Harrisonburg’s service industry is banding together to overcome financial fears by asking the community to pool resources and distribute wealth to those in need.
In a city with over 45 food-related businesses, two online resources are providing a means for contributing money and lessening the burden of mounting expenses to restaurant and bar employees who have lost jobs or have reduced hours due to COVID-19 health measures.
Having worked two nonconsecutive years at Bella Luna Wood-Fired Pizza as a dishwasher and cook with friends and family alongside him critically impacted by job insecurity, Nevin Lough Zehr is dedicating his birthday wish to worker solidarity.
The Harrisonburg Culinary District Workers GoFundMe is streaming money to a nonprofit association bank account designed to offer a helping hand to service industry workers who are vulnerable due to age, finances or documented status, Zehr said. On Saturday, he is to celebrate his 31st birthday by livestreaming all three “Donkey King Country” games in a row and raising money for unemployed workers in need.
“The original intent was just to have fun and stay connected with friends on my birthday but then I realized I could be raising funds for workers in the process. … I just felt that I needed to do something,” Zehr said. “This is not really about altruism or charity. It’s like social solidarity is the only way to survive this crisis and give our lives new purpose, you know, not individualism. Individualism is what leads to people hoarding hand sanitizer and disrupting the supply chain, and collective solidarity is what navigates us out of the storm.”
Beginning on Thursday at 11 a.m., Zehr is logging on as Kong and navigating his world until he completes the game trilogy, and anyone can tune into the Facebook livestream to watch him take on this feat. As of Tuesday, 40 donors have contributed $1,850 to the GoFundMe.
Benicio McBride was previously employed at The Golden Pony and Indian American Cafe but had to quit last week due to surmounting health concerns as a double immunocompromised individual. She said finances are a huge concern, and she is searching for isolated means of employment since the pandemic has forced her to self-quarantine. But that option is not available for everyone.
“I really liked working where I was working. I really like working one on one with people. But that just doesn’t seem like a very viable option right now,” McBride said. “A lot of people don’t understand how paycheck-to-paycheck a lot of restaurant workers are living, and that we’re kind of being put in this position that we’re aware that if we go back out into the service industry, we’ll probably be risking our lives. But I feel like a lot of people are willing to do it right now because they’re so stressed out about the potential of being homeless and not making their bills.”

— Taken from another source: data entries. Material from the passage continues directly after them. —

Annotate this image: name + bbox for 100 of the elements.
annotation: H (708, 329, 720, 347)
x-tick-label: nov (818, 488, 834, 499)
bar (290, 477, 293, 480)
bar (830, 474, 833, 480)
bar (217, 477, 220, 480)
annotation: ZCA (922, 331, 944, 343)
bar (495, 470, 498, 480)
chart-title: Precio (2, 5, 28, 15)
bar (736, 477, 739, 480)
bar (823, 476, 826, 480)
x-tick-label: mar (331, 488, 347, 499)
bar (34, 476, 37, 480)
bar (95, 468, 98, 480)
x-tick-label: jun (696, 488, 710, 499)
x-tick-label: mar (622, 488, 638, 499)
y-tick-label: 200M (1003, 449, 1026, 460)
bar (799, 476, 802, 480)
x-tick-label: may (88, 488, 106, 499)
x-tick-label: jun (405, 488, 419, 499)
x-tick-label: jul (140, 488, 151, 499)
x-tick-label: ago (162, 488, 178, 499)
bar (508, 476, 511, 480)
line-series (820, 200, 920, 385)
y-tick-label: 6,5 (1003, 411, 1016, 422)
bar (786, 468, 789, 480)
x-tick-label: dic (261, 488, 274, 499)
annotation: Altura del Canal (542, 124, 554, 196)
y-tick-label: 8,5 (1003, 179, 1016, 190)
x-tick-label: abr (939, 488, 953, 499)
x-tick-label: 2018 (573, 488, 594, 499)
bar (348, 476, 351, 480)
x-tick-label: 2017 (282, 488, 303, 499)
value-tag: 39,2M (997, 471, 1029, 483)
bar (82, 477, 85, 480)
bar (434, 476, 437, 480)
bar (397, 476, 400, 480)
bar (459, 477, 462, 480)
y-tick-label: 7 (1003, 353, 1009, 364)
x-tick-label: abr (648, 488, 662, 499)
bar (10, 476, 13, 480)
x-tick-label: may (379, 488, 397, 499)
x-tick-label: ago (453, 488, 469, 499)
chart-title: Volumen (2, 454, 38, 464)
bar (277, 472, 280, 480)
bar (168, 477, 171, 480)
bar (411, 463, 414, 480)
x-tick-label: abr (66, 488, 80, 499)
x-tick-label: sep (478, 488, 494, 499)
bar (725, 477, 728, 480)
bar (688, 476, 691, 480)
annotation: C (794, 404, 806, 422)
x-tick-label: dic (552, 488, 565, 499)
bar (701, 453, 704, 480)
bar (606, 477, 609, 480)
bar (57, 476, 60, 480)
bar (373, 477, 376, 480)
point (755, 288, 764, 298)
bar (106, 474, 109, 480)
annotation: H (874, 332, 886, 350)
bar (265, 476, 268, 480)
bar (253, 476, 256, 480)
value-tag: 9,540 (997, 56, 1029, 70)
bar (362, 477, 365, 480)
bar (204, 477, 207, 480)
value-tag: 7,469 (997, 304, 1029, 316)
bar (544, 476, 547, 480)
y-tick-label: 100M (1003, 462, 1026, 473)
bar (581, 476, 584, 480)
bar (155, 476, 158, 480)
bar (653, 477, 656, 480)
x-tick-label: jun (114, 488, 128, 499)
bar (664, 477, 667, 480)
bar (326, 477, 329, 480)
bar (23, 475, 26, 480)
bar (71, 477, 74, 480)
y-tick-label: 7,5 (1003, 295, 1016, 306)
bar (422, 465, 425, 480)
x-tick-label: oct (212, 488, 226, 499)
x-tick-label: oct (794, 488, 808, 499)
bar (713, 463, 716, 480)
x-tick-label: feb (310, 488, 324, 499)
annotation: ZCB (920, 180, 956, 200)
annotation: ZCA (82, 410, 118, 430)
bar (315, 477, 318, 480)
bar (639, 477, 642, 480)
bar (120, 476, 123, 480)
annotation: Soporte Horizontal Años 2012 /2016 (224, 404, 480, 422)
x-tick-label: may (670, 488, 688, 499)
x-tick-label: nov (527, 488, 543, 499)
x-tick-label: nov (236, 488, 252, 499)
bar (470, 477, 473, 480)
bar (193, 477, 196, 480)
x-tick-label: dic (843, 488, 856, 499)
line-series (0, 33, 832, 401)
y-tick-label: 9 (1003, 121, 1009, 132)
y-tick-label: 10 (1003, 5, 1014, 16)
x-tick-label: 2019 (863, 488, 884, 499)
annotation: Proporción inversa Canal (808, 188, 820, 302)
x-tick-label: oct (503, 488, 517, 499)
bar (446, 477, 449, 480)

No funds have been distributed yet, but Zehr said the process will probably give large sums of money to individuals on a rotating list. Maressa Cortes, a former food service employee and co-founder of “Las Traumadas” zine, has a background in nonprofit work and is assisting Zehr in determining how to allocate and distribute the money.
“Seeing every day, people getting laid off and seeing like that the government isn’t making active steps that are fast enough for the way that things are kind of falling apart,” Cortes said. “To suddenly have your income stripped from you is so incredibly devastating, especially to people who work paycheck-to-paycheck. … A lot of people are in a big place of worry about having their very basic shelter and food needs met, so I think [the GoFundMe] will be really beneficial for them.”
Jacob Lester started a parallel project, the Virtual Tip Jar, on Saturday. As of Tuesday, the list of restaurant workers who are unemployed or working with reduced hours had 73 names on it with attached PayPal and Venmo accounts.
The virtual donation spreadsheet was created based on a request on a Facebook group, Harrisonburg VA services in times of need. One group member had shared the online tip jar idea as implemented in Charlottesville and requested a similar transparent means of supporting local service industry workers in Harrisonburg, according to Lester.
“At that point, Nevin had started the GoFundMe … but some people felt this was a better way to know where the money was going,” he said. “The idea was to just communicate clearly how it works and what the need is and getting the specific language of ‘This is how you can help individuals.’”
While the tip jar is easily accessible to join and find a means of supporting people, Lester said the main downfall is the inability to know if funds are being distributed evenly or if placement on the spreadsheet has an impact on who people are donating to. Overall, Lester recommends that those who are able to donate give smaller amounts of money to a greater number of people rather than submit one large donation to a single person.
“Smaller amounts for more people is better for the local stability of business,” Lester said. “As many people as you can contribute towards, that’s what you should be doing.”
Zehr said the GoFundMe will remain up after he has finished the Donkey Kong games, with a long-term goal to eventually mobilize unemployed Harrisonburg restaurant and bar workers to advocate for their needs. The lack of a local workers union has always been a concern but has been exacerbated by the pandemic.
“We need solidarity across industries, worker solidarity. … I don’t want this to be like a nonprofit or like a social worker relationship where we’re managing or administering it to people. I want it to be collective,” Zehr said. “The personal financial crisis for Harrisonburg restaurant workers did not begin with COVID-19. Most restaurant workers in Harrisonburg are not paid a living wage, do not have paid sick leave or health insurance.”